Some insurance policies refund part of the premiums in the form of dividends. Such policies are called participating policies. An insurance company pays dividends if the money it collected in premiums exceeds the amount needed to pay benefits and administrative costs. Dividends may also include a share of the profits the company earned on investments made with premium funds. Dividends are most commonly paid on life insurance.

2.            Private Health Insurance

Health insurance pays all or part of the cost of hospitalization, surgery, laboratory tests, medicines, and other medical care. The rising cost of medical care has increased the need for adequate health insurance. You could suffer a major financial hardship without such coverage, especially in case of a serious illness or accident.

Dental insurance is one of the fastest-growing types of health insurance. It helps pay for a wide variety of dental services.

3.            Property & Liability Insurance

Individuals and businesses buy property and liability insurance to protect their assets against financial loss. Property insurance provides direct compensation if a policyholder's possessions are damaged, destroyed, or lost as a result of perils. Liability insurance protects individuals and businesses against possible financial losses if their actions result in bodily injury to others or in harm to property owned by others.

The main types of individual coverage are:

o             Homeowners Insurance

This provides protection against losses from damages to an owner's home and its contents.

o             Automobile Insurance

This is the most widely purchased and most important kinds of insurance. Drivers are legally responsible for any costs arising from accidents they cause. This insurance protects a policyholder against financial losses from accidents.
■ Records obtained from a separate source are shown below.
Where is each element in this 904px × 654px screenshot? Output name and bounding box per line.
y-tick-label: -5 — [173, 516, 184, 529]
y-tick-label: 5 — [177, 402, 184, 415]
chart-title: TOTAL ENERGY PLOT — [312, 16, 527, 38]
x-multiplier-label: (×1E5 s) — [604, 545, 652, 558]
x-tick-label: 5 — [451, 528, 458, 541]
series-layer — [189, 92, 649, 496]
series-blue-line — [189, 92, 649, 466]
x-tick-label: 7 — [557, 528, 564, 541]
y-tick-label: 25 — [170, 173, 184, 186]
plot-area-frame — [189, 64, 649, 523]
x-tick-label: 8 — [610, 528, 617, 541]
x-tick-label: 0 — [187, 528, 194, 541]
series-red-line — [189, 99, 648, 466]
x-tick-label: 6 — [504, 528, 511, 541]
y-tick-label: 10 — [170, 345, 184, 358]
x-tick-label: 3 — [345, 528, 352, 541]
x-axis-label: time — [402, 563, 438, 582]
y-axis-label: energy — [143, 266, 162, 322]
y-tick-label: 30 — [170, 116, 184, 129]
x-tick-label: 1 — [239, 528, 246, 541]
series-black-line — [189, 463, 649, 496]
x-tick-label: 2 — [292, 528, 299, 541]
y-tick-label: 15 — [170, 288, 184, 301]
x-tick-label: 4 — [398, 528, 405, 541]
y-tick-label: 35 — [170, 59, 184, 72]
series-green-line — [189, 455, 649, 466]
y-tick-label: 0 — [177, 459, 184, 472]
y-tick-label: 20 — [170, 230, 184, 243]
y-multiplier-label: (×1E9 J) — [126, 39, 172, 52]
Financial viability of Insurance Companies

Financial stability and strength of the insurance company should be a major consideration when purchasing an insurance contract. An insurance premium paid currently provides coverage for losses that might arise many years in the future. For that reason, the viability of the insurance carrier is very important. In recent years, a number of insurance companies have become insolvent, leaving their policyholders with no coverage (or coverage only from a government-backed insurance pool with less attractive payouts for losses).

How Insurance Is Sold

Most insurance companies sell policies through agents. Exclusive agents are employees of an insurance company who sell only that company's policies. Independent agents sell policies for several companies.